To the Editor:
Hidradenitis suppurativa (HS) is a chronic inflammatory skin condition with high morbidity rates. Symptoms typically develop between puberty and the third decade of life, affecting twice as many females as males, with an overall disease prevalence of 1% to 4%.1 The pathogenesis is theorized to be related to an immune response to follicular occlusion and rupture in genetically susceptible individuals.
Among the complications associated with HS, the development of cutaneous squamous cell carcinoma (SCC) is 4.6-times more likely within HS lesions than in normal skin and typically is seen in the setting of long-standing disease, particularly in men with HS lesions located on the buttocks and genital region for more than 20 years.2 In 2015, the tumor necrosis factor (TNF) inhibitor adalimumab was approved by the US Food and Drug Administration for the treatment of HS. Tumor necrosis factor α inhibitors have been associated with an increased risk for skin cancer in other clinical settings.3,4 We present a case of locally advanced SCC that developed in a patient with HS who was treated with adalimumab and infliximab (both TNF-α inhibitors), ultimately leading to the patient’s death.
A 59-year-old man who smoked with a 40-year history of severe HS, who previously was lost to follow-up, presented to our dermatology clinic with lesions on the buttocks. Physical examination demonstrated confluent, indurated, boggy plaques; scattered sinus tracts with purulent drainage; scattered cystlike nodules; and tenderness to palpation consistent with Hurley stage III disease (Figure 1A). No involvement of the axillae or groin was noted. He was started on doxycycline and a prednisone taper with minimal improvement and subsequently was switched to adalimumab 3 months later. Adalimumab provided little relief and was discontinued; therapy was transitioned to infliximab 3 months later.
The patient returned to our clinic 3 months later with a severe flare and intractable pain after 4 infusions of infliximab. Physical examination showed a 7×5-cm deep malodorous ulcer with fibrinous exudate on the left buttock, several 2- to 3-cm shallow ulcers draining yellow exudate, and numerous fluctuant subcutaneous nodules on a background of scarring and sinus tracts. He was started again on doxycycline and a prednisone taper. At follow-up 2 weeks later, the largest ulcer had increased to 8 cm, and more indurated and tender subcutaneous nodules and scattered ulcerations developed (Figure 1B). Two punch biopsies of the left buttock revealed an invasive keratinizing carcinoma with no connection to the epidermis, consistent with SCC (Figure 2). Human papillomavirus (HPV) test results with probes for 37 HPV types—13 that were high risk (HPV-16, −18, −31, −33, −35, −39, −45, −51, −52, −56, −58, −59, −68)—were negative. Computerized tomography demonstrated diffuse thickening of the skin on the buttocks, inguinal adenopathy suspicious for nodal metastases, and no evidence of distant metastatic disease. Given the extent of the disease, surgical treatment was not an option, and he began receiving palliative radiotherapy. However, his health declined, and he developed aspiration pneumonia and hypotension requiring pressor support. He was transitioned to hospice care and died 3 months after presentation.

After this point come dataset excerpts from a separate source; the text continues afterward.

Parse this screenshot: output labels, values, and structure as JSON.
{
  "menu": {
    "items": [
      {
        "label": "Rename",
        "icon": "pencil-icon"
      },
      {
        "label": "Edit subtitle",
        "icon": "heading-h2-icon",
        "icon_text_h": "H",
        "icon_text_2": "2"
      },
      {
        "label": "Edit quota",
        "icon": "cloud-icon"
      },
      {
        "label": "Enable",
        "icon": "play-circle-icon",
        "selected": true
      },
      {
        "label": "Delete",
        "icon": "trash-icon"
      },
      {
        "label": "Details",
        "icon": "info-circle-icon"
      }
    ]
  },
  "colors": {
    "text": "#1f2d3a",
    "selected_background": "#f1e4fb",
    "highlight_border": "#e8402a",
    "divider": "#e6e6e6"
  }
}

Tumor necrosis factor α antagonist treatment is being increasingly used to control HS but also may increase the risk for SCC development. We performed a search of PubMed articles indexed for MEDLINE as well as Web of Science using the terms hidradenitis suppurativa or acne inversa and one of the following—tumor necrosis factor inhibitor, infliximab, adalimumab, or etanercept—and squamous cell carcinoma or Marjolin ulcer. Seven cases of SCC arising in an HS patient treated with a TNF-α inhibitor have been reported (Table).5-10 Four cases were associated with infliximab use, 2 with adalimumab, and our case occurred after both adalimumab and infliximab treatment. All individuals were men with severe, long-standing disease of the anogenital region. In addition to smoking, HPV-16 positivity also has been reported as a risk factor for developing SCC in the setting of HS.11 In our patient, however, HPV testing did not cover all HPV strains, but several high-risk strains, including HPV-16, were negative.

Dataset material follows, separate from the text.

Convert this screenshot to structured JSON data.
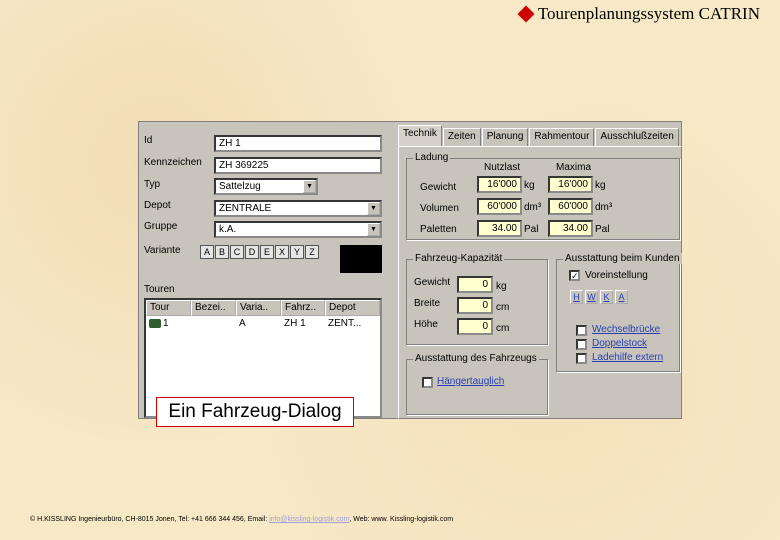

Hidradenitis suppurativa is caused by an immune response to ruptured follicles and TNF-α antagonists are useful in suppressing this response; however, immunosuppression can lead to an increased susceptibility to malignancy, especially in SCC. It is unclear whether the use of infliximab or adalimumab is causal, additive, or a confounder in the development of SCC in patients with severe HS. It is possible that these agents increase the rapidity of the development of SCC in already-susceptible patients. Although TNF-α antagonists can be an effective therapeutic option for patients with moderate to severe HS, the potential risk for contributing to skin cancer development should raise provider suspicion in high-risk patients. Given the findings in this report, it may be suitable for providers to consider a biopsy prior to initiating TNF-α therapy in men older than 20 years with moderate to severe HS of the groin or buttocks, in addition to more frequent monitoring and a lower threshold to biopsy lesions with rapid growth or ulceration.